August 26, 2022 — At 6 p.m. on Tuesday, March 6, 2018, in Guayaquil, Ecuador, Benner Valencia picked up his phone. The person at the other end told him that his second son, biologist Edison Geovanny Valencia Bravo, had disappeared on board the tuna vessel Don Ramón, owned by the Ecuadoran company Delipesca.
The second thing they told him was that his son had jumped from the ship. He didn’t believe it. He still doesn’t believe it now, four years after that evening when he got the terrible news.
Valencia was a fisheries observer, a key role for ensuring the sustainability of marine resources. The job requires keeping detailed records of fishing activities and catches and submitting them to the authorities.
Valencia had been doing this job on the Delipesca ship since January 2018. According to a recent study in the journal Science Advances, Delipesca is one of 20 companies responsible for a third of the world’s reported industrial fishing-related crimes.
Benner Valencia, his father, agreed only reluctantly to an interview to talk about what, in his view, happened to his son. He said he had lost faith in the system and felt frustrated that after four years, there haven’t been any advances in the case and it’s still in the prior investigation phase at the Ecuadoran attorney general’s office.

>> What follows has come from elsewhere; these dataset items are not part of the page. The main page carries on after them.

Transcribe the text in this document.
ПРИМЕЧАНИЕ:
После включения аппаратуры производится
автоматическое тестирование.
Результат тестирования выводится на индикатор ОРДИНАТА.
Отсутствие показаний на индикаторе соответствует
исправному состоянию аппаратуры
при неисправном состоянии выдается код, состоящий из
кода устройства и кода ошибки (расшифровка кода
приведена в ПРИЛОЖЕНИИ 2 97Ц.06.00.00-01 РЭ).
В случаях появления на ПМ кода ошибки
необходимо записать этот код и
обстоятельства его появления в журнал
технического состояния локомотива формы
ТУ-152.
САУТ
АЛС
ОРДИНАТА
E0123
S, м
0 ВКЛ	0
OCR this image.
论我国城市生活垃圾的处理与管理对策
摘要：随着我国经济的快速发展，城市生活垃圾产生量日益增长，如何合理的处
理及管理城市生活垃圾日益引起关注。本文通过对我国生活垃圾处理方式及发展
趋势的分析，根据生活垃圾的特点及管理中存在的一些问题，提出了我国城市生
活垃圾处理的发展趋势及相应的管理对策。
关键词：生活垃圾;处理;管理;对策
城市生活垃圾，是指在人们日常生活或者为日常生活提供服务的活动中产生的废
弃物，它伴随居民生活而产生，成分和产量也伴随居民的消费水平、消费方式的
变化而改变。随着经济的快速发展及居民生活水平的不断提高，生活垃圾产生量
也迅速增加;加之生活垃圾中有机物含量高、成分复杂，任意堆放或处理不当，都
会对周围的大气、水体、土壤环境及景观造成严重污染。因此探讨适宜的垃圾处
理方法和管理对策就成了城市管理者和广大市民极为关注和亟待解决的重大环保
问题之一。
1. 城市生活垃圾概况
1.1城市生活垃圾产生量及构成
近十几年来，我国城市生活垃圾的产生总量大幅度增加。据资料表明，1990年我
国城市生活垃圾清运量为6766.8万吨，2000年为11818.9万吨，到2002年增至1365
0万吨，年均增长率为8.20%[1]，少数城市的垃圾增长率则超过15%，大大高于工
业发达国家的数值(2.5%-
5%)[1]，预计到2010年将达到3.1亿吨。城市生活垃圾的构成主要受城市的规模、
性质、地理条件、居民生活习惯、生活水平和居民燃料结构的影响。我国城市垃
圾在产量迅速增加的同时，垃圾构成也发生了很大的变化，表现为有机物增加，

Benner Valencia filed the document to declare the presumed death of Edison with the Ecuadoran Judicial Council on June 23, 2021. This is a procedure to make the death of a disappeared person official.
The last time Benner and Edison spoke was on March 3, 2018, three days before the call telling of Edison’s disappearance. According to Benner, he said he was fine and the fishing efforts would take a few days longer because the vessel still needed to catch a few more tons of fish. He also said he’d had an argument with the captain a few days before after complaining about his sleeping arrangements.
“He told me it was a bad mattress,” Benner Valencia said. “Apparently that caused frictions on board. They told him that was the only thing they had and no other observer had complained.”
Benner Valencia also said he’s received other calls from “people who pretended to be journalists” to get information from him and from whom he never heard again.
Mongabay Latam and Ecuadoran online news outlet La Barra Espaciadora had access, through Valencia’s attorney, to an expert report by the Ecuadoran Army’s National Directorate of Aquatic Spaces, written after Valencia’s disappearance. The report says there’s no record of “documents that can be used to offer a bigger analysis of the casualty,” such as a national traffic permit, a document to certify minimum security, a certificate of safety inspection, or a fishing permit.
All vessels are required to have these documents. The report concludes that the captain and the owner of the vessel are responsible for negligence, including lack of safety on board and little attention paid to the biologist whom they saw “acting weirdly” and who had said “someone wanted to hurt him.”